Pour répondre à la demande, le nombre d'hôtels à Skardu a été multiplié par plus de quatre depuis 2014, selon les autorités locales.
"Avec la hausse de la population et des activités touristiques, les coupures d'électricité ont augmenté", constate Muhammad Yunus, ingénieur pour le service public d'électricité et d'eau du Gilgit-Baltistan.
- Fonte des glaciers -
Pendant l'hiver, glacial, les coupures d'électricité peuvent durer jusqu'à 22 heures par jour, et entre 18 et 20 heures en été, en augmentation de 10% chaque année en six ans, selon ce service.
Siddiqa, couturière et artisane qui ne porte qu'un seul nom, a vu ses revenus fondre.
"Quand nous avons ouvert ce commerce en 2014, il n'y avait pas de problème d'électricité", explique-t-elle à l'AFP. "Maintenant, sans courant, j'ai remplacé toutes les machines électriques par des machines à coudre manuelles."
Avant, "on pouvait faire 10 ou 12 costumes en trois jours. Maintenant, pour en faire un seul, ça peut nous prendre 10 à 15 jours."
Les coupures d'électricité font partie de la vie quotidienne au Pakistan, mais rares sont les endroits où elles sont aussi longues.
En raison de son isolement, le Gilgit-Baltistan n'est pas connecté au réseau électrique national et dépend de sa propre production, générée par des dizaines de centrales hydroélectriques ou thermiques.
Le Pakistan compte plus de 7.000 glaciers, soit plus qu'aucun autre pays sur terre en dehors des terres polaires. Mais avec le réchauffement climatique, ceux-ci fondent rapidement.

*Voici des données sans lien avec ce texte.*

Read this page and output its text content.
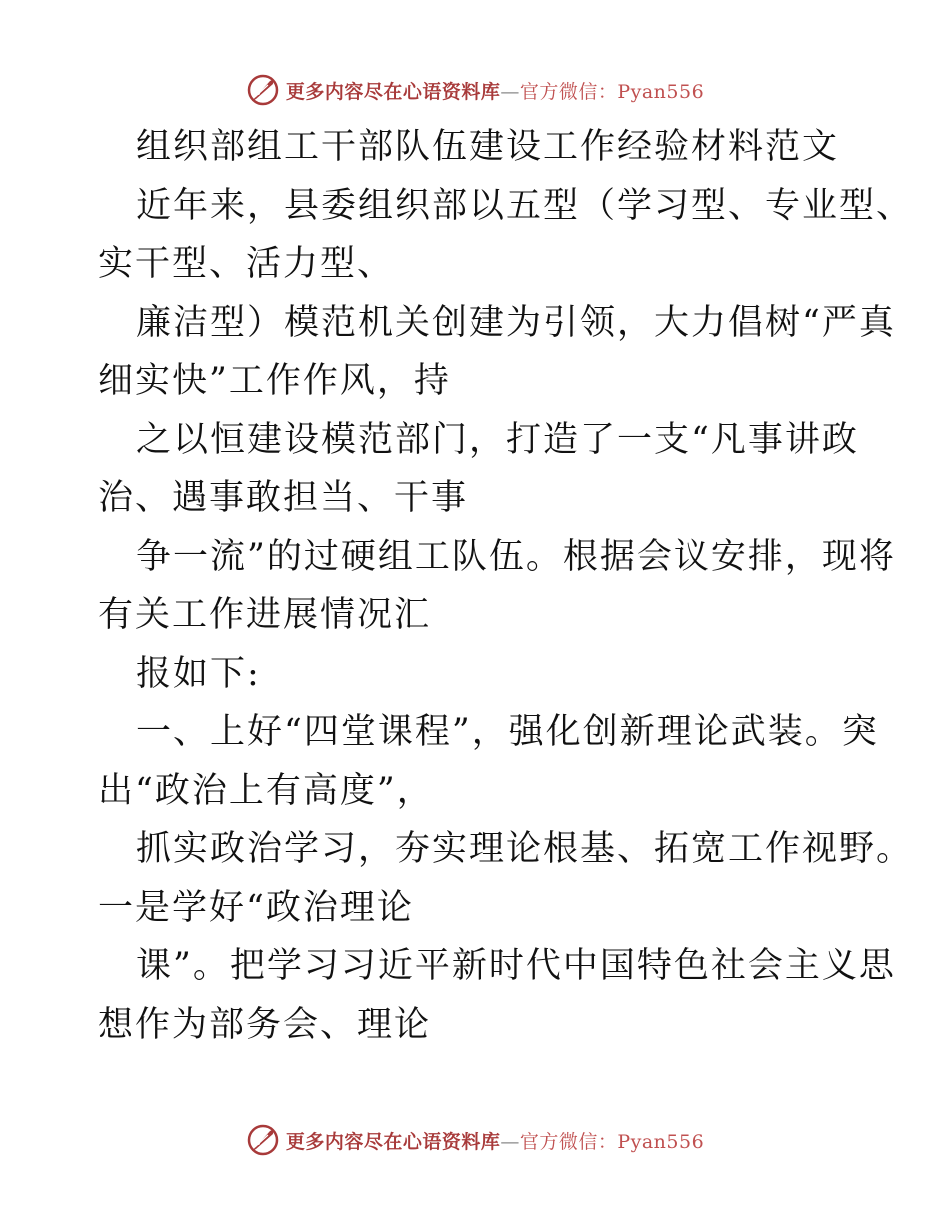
更多内容尽在心语资料库—官方微信：Pyan556
组织部组工干部队伍建设工作经验材料范文
近年来，县委组织部以五型（学习型、专业型、
实干型、活力型、
廉洁型）模范机关创建为引领，大力倡树“严真
细实快”工作作风，持
之以恒建设模范部门，打造了一支“凡事讲政
治、遇事敢担当、干事
争一流”的过硬组工队伍。根据会议安排，现将
有关工作进展情况汇
报如下:
一、上好“四堂课程”，强化创新理论武装。突
出“政治上有高度”，
抓实政治学习，夯实理论根基、拓宽工作视野。
一是学好“政治理论
课”。把学习习近平新时代中国特色社会主义思
想作为部务会、理论
更多内容尽在心语资料库—官方微信：Pyan556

Si leur fonte peut temporairement accroître la quantité d'eau disponible pour produire de l'énergie, leur capacité sur le long terme à retenir l'eau et à la libérer progressivement diminue.
- Mauvaise gestion -
"Il devient impossible de prédire la quantité d'eau disponible pour les centrales hydroélectriques", observe Salaar Ali, chef du département Sciences de l'environnement à l'Université du Baltistan.
En 2022, des dizaines de lacs glaciaires avaient débordé sous l'effet d'une vague de chaleur record, déversant en aval des millions de mètres cubes d'eau et de débris, et emportant plus de 20 petites centrales, 50 ponts et d'innombrables maisons.
La mauvaise gestion du secteur énergétique joue aussi un rôle, reconnaît M. Ali. Construit en 2008 pour alimenter 40.000 foyers, le coûteux barrage de Satpara, près de Skardu, fonctionne à capacité très réduite.
"Il n'a été plein qu'une fois depuis sa création. Bien que sa capacité installée soit de 17 mégawatts, si on calcule sur une base annuelle, on obtient à peine 2 à 3 mégawatts", souligne M. Yunus.
Le projet de dévier le cours d'une rivière pour approvisionner le barrage a été arrêté, explique un ingénieur employé par le gouvernement régional.
Face à ces contraintes, Skardu semble reculer en terme de développement.
L'affaire de Wajahat Hussain repose entièrement sur un groupe électrogène à essence.
L'engin émet en permanence des bouffées de fumée noire, qui se mêlent à l'air des montagnes et contribuent au réchauffement climatique.
Mais, fait valoir ce charpentier de 36 ans, "sans générateur, il n'y a pas de travail".